Les parties ont convenu de modifier ce contrat par avenant en date du 12 novembre 2019.
Par acte de commissaire de justice du 29 avril 2025, la société 2A a fait délivrer un commandement de payer visant la clause résolutoire à la société Pragma, pour une somme de 49 924,39 euros au titre d’une part de l’arriéré de loyers et de charges et d’autre part du coût de l’acte.
Le 5 novembre 2025, la société 2A a fait assigner la société Pragma devant le président du tribunal judiciaire de Marseille statuant en matière de référés, aux fins, notamment, de voir constater l’acquisition de la clause résolutoire et obtenir son expulsion ainsi que sa condamnation au paiement d’une provision et d’une indemnité d’occupation.
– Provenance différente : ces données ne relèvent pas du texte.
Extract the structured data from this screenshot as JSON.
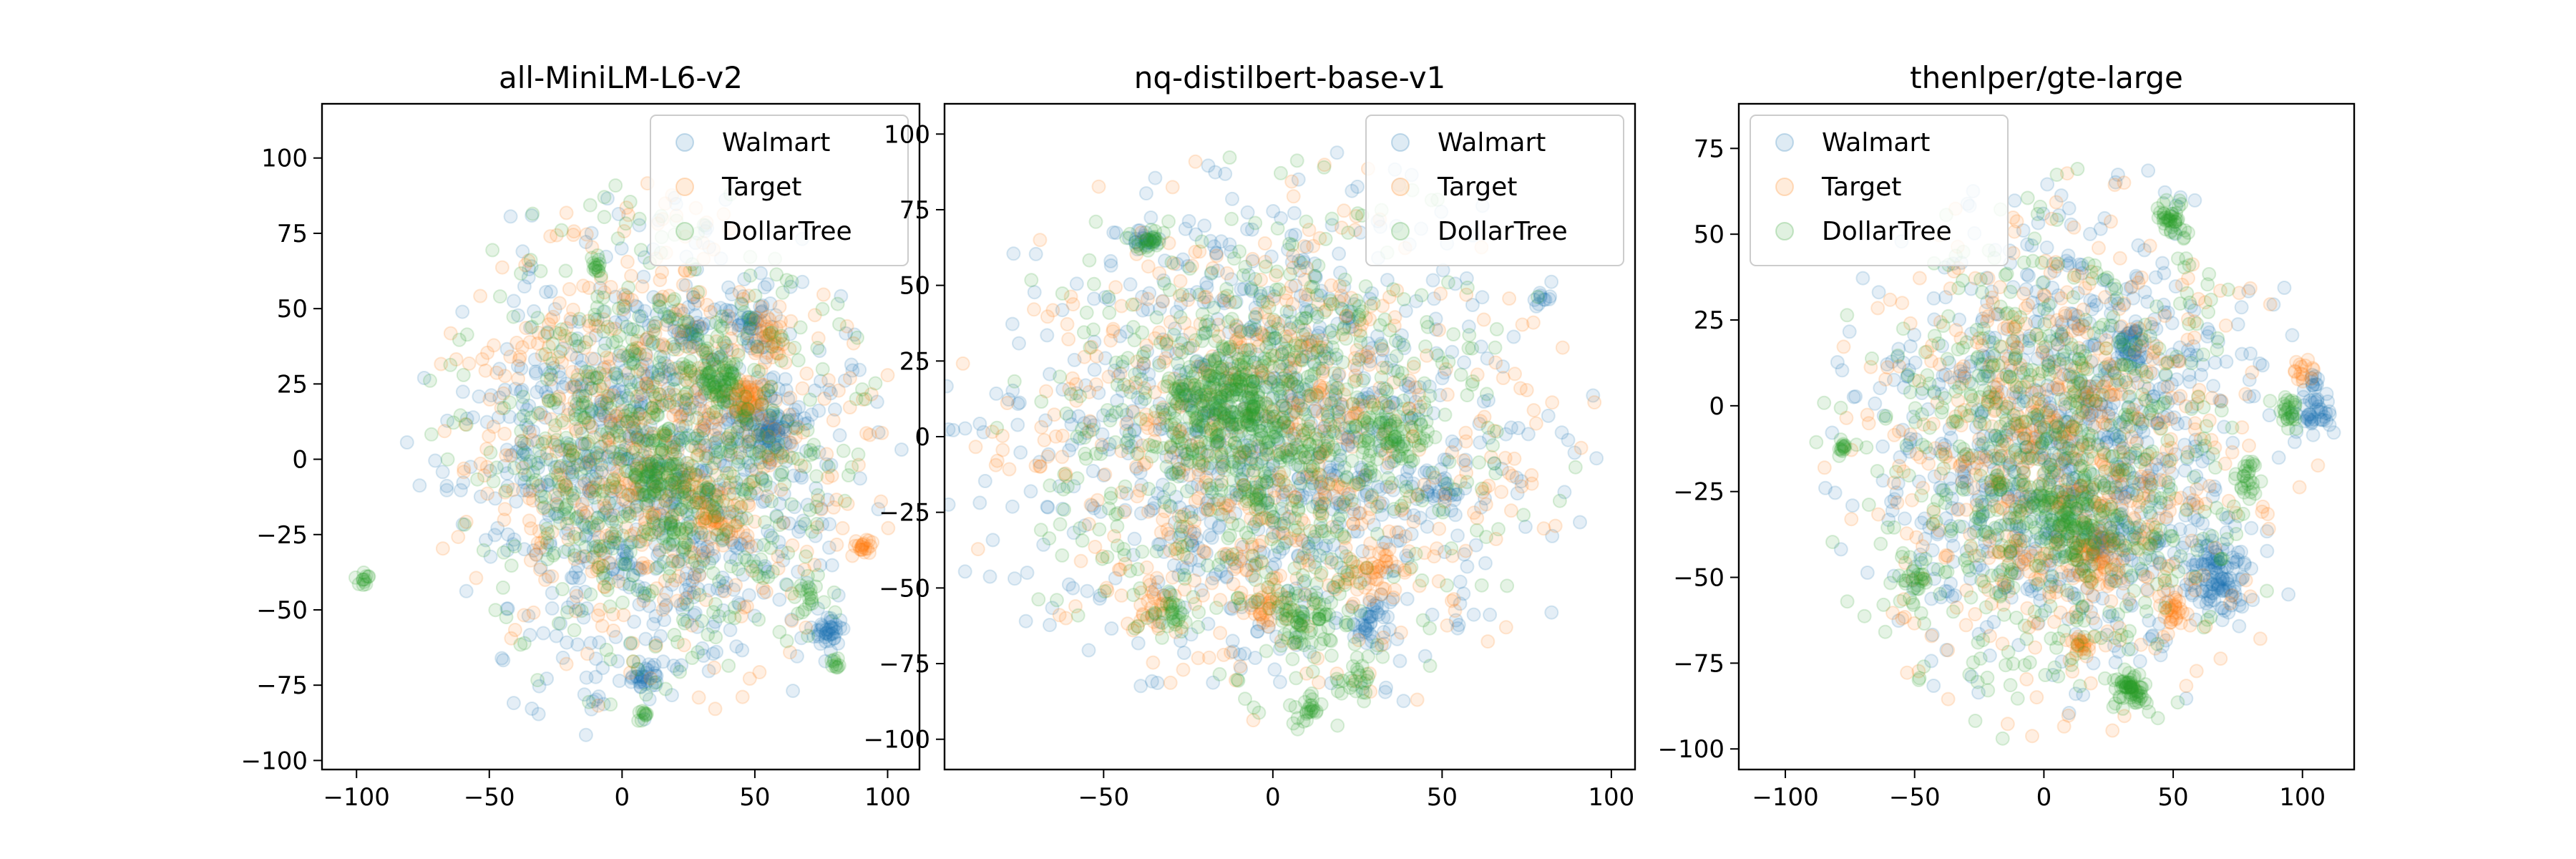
{
  "chart_data": [
    {
      "type": "scatter",
      "title": "all-MiniLM-L6-v2",
      "xlabel": "",
      "ylabel": "",
      "xlim": [
        -113,
        112
      ],
      "ylim": [
        -103,
        118
      ],
      "xticks": [
        -100,
        -50,
        0,
        50,
        100
      ],
      "yticks": [
        -100,
        -75,
        -50,
        -25,
        0,
        25,
        50,
        75,
        100
      ],
      "xtick_labels": [
        "−100",
        "−50",
        "0",
        "50",
        "100"
      ],
      "ytick_labels": [
        "−100",
        "−75",
        "−50",
        "−25",
        "0",
        "25",
        "50",
        "75",
        "100"
      ],
      "legend": {
        "position": "upper right"
      },
      "grid": false,
      "series": [
        {
          "name": "Walmart",
          "color": "#1f77b4",
          "alpha": 0.12,
          "cloud": {
            "cx": 10,
            "cy": 0,
            "sx": 40,
            "sy": 42,
            "n": 900,
            "seed": 11
          },
          "clusters": [
            {
              "x": 55,
              "y": 10,
              "r": 5,
              "n": 90
            },
            {
              "x": 48,
              "y": 45,
              "r": 4,
              "n": 40
            },
            {
              "x": 77,
              "y": -58,
              "r": 3,
              "n": 40
            },
            {
              "x": 8,
              "y": -73,
              "r": 3,
              "n": 30
            },
            {
              "x": 27,
              "y": 43,
              "r": 3,
              "n": 20
            }
          ]
        },
        {
          "name": "Target",
          "color": "#ff7f0e",
          "alpha": 0.12,
          "cloud": {
            "cx": 10,
            "cy": 5,
            "sx": 40,
            "sy": 40,
            "n": 700,
            "seed": 23
          },
          "clusters": [
            {
              "x": 47,
              "y": 20,
              "r": 4,
              "n": 50
            },
            {
              "x": 33,
              "y": -20,
              "r": 3,
              "n": 30
            },
            {
              "x": 90,
              "y": -30,
              "r": 2,
              "n": 20
            },
            {
              "x": 55,
              "y": 40,
              "r": 3,
              "n": 20
            }
          ]
        },
        {
          "name": "DollarTree",
          "color": "#2ca02c",
          "alpha": 0.12,
          "cloud": {
            "cx": 15,
            "cy": 5,
            "sx": 38,
            "sy": 40,
            "n": 700,
            "seed": 37
          },
          "clusters": [
            {
              "x": 35,
              "y": 27,
              "r": 4,
              "n": 50
            },
            {
              "x": 10,
              "y": -5,
              "r": 4,
              "n": 40
            },
            {
              "x": -97,
              "y": -40,
              "r": 1,
              "n": 12
            },
            {
              "x": 70,
              "y": -45,
              "r": 3,
              "n": 20
            },
            {
              "x": 80,
              "y": -68,
              "r": 1,
              "n": 10
            },
            {
              "x": 8,
              "y": -85,
              "r": 1,
              "n": 10
            },
            {
              "x": -10,
              "y": 65,
              "r": 2,
              "n": 15
            },
            {
              "x": 20,
              "y": -25,
              "r": 3,
              "n": 20
            }
          ]
        }
      ]
    },
    {
      "type": "scatter",
      "title": "nq-distilbert-base-v1",
      "xlabel": "",
      "ylabel": "",
      "xlim": [
        -97,
        107
      ],
      "ylim": [
        -110,
        110
      ],
      "xticks": [
        -50,
        0,
        50,
        100
      ],
      "yticks": [
        -100,
        -75,
        -50,
        -25,
        0,
        25,
        50,
        75,
        100
      ],
      "xtick_labels": [
        "−50",
        "0",
        "50",
        "100"
      ],
      "ytick_labels": [
        "−100",
        "−75",
        "−50",
        "−25",
        "0",
        "25",
        "50",
        "75",
        "100"
      ],
      "legend": {
        "position": "upper right"
      },
      "grid": false,
      "series": [
        {
          "name": "Walmart",
          "color": "#1f77b4",
          "alpha": 0.12,
          "cloud": {
            "cx": 0,
            "cy": 0,
            "sx": 42,
            "sy": 45,
            "n": 900,
            "seed": 53
          },
          "clusters": [
            {
              "x": 28,
              "y": -60,
              "r": 4,
              "n": 40
            },
            {
              "x": 50,
              "y": -17,
              "r": 3,
              "n": 25
            },
            {
              "x": -37,
              "y": 65,
              "r": 2,
              "n": 20
            },
            {
              "x": 80,
              "y": 45,
              "r": 2,
              "n": 10
            }
          ]
        },
        {
          "name": "Target",
          "color": "#ff7f0e",
          "alpha": 0.12,
          "cloud": {
            "cx": 0,
            "cy": 0,
            "sx": 42,
            "sy": 42,
            "n": 700,
            "seed": 67
          },
          "clusters": [
            {
              "x": 30,
              "y": -45,
              "r": 5,
              "n": 40
            },
            {
              "x": -35,
              "y": -55,
              "r": 4,
              "n": 30
            },
            {
              "x": 0,
              "y": -55,
              "r": 4,
              "n": 30
            }
          ]
        },
        {
          "name": "DollarTree",
          "color": "#2ca02c",
          "alpha": 0.12,
          "cloud": {
            "cx": 0,
            "cy": 0,
            "sx": 38,
            "sy": 42,
            "n": 700,
            "seed": 79
          },
          "clusters": [
            {
              "x": -12,
              "y": 12,
              "r": 10,
              "n": 260
            },
            {
              "x": 35,
              "y": 0,
              "r": 5,
              "n": 60
            },
            {
              "x": -37,
              "y": 65,
              "r": 2,
              "n": 25
            },
            {
              "x": 10,
              "y": -60,
              "r": 6,
              "n": 60
            },
            {
              "x": 25,
              "y": -80,
              "r": 3,
              "n": 25
            },
            {
              "x": 10,
              "y": -90,
              "r": 3,
              "n": 25
            },
            {
              "x": -5,
              "y": -20,
              "r": 2,
              "n": 15
            },
            {
              "x": -30,
              "y": -58,
              "r": 3,
              "n": 25
            }
          ]
        }
      ]
    },
    {
      "type": "scatter",
      "title": "thenlper/gte-large",
      "xlabel": "",
      "ylabel": "",
      "xlim": [
        -118,
        120
      ],
      "ylim": [
        -106,
        88
      ],
      "xticks": [
        -100,
        -50,
        0,
        50,
        100
      ],
      "yticks": [
        -100,
        -75,
        -50,
        -25,
        0,
        25,
        50,
        75
      ],
      "xtick_labels": [
        "−100",
        "−50",
        "0",
        "50",
        "100"
      ],
      "ytick_labels": [
        "−100",
        "−75",
        "−50",
        "−25",
        "0",
        "25",
        "50",
        "75"
      ],
      "legend": {
        "position": "upper left"
      },
      "grid": false,
      "series": [
        {
          "name": "Walmart",
          "color": "#1f77b4",
          "alpha": 0.12,
          "cloud": {
            "cx": 10,
            "cy": -10,
            "sx": 42,
            "sy": 38,
            "n": 900,
            "seed": 97
          },
          "clusters": [
            {
              "x": 67,
              "y": -50,
              "r": 6,
              "n": 120
            },
            {
              "x": 33,
              "y": 17,
              "r": 3,
              "n": 40
            },
            {
              "x": 105,
              "y": -3,
              "r": 3,
              "n": 40
            },
            {
              "x": 25,
              "y": -40,
              "r": 4,
              "n": 40
            },
            {
              "x": 105,
              "y": 7,
              "r": 1,
              "n": 10
            }
          ]
        },
        {
          "name": "Target",
          "color": "#ff7f0e",
          "alpha": 0.12,
          "cloud": {
            "cx": 10,
            "cy": -15,
            "sx": 42,
            "sy": 38,
            "n": 700,
            "seed": 109
          },
          "clusters": [
            {
              "x": 50,
              "y": -60,
              "r": 3,
              "n": 30
            },
            {
              "x": 15,
              "y": -70,
              "r": 2,
              "n": 20
            },
            {
              "x": 20,
              "y": -45,
              "r": 5,
              "n": 60
            },
            {
              "x": 100,
              "y": 10,
              "r": 2,
              "n": 15
            }
          ]
        },
        {
          "name": "DollarTree",
          "color": "#2ca02c",
          "alpha": 0.12,
          "cloud": {
            "cx": 5,
            "cy": -15,
            "sx": 40,
            "sy": 38,
            "n": 700,
            "seed": 127
          },
          "clusters": [
            {
              "x": 33,
              "y": -83,
              "r": 3,
              "n": 60
            },
            {
              "x": 50,
              "y": 55,
              "r": 3,
              "n": 40
            },
            {
              "x": 10,
              "y": -35,
              "r": 6,
              "n": 80
            },
            {
              "x": -50,
              "y": -50,
              "r": 3,
              "n": 25
            },
            {
              "x": -78,
              "y": -12,
              "r": 1,
              "n": 12
            },
            {
              "x": 95,
              "y": -2,
              "r": 2,
              "n": 25
            },
            {
              "x": 80,
              "y": -20,
              "r": 3,
              "n": 25
            }
          ]
        }
      ]
    }
  ]
}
PRETENTIONS ET MOYENS DES PARTIES
Au jour de l’audience, le conseil de la société 2A, reprenant oralement les termes de l’assignation, demande de voir constater l’acquisition de la clause résolutoire visée dans le commandement du 29 avril 2025 et d’obtenir :
l’expulsion de la société Pragma ainsi que celle de tous occupants de son chef, avec l’éventuelle assistance de la [Localité 3] Publique et d’un serrurier en cas de besoin, et sous astreinte de 1 500 euros par jour de retard à compter du prononcé de la décision à intervenir jusqu’au départ effectif des lieux,la condamnation de la société Pragma à payer à titre de provision, sous réserve d’autres sommes restant dues, la somme de 75 816,47 euros au titre des loyers et charges échus mais demeurés néanmoins impayés, somme actualisée au jour de l’audience à un total de 75 816,47 euros, la condamnation de la société Pragma au paiement d’une indemnité d’occupation journalière de 2 % du loyer en plus des droits et charges jusqu’à la complète libération des lieux et dire que si l’occupation devait se prolonger plus d’un an après l’acquisition de la clause résolutoire, l’indemnité d’occupation ainsi fixée sera indexée sur l’indice des loyers des activités tertiaires (ILAT), publié par l’INSEE, l’indice de base étant le dernier indice paru à la date d’acquisition de la clause résolutoire,que le montant du dépôt de garantie restera acquis au bailleur à titre d’indemnité minimale en réparation du préjudice résultant de cette résiliation ;la condamnation de la société Pragma au paiement de la somme de 3 000 euros en application des dispositions de l’article 700 du code de procédure civile,outre sa condamnation aux entiers dépens.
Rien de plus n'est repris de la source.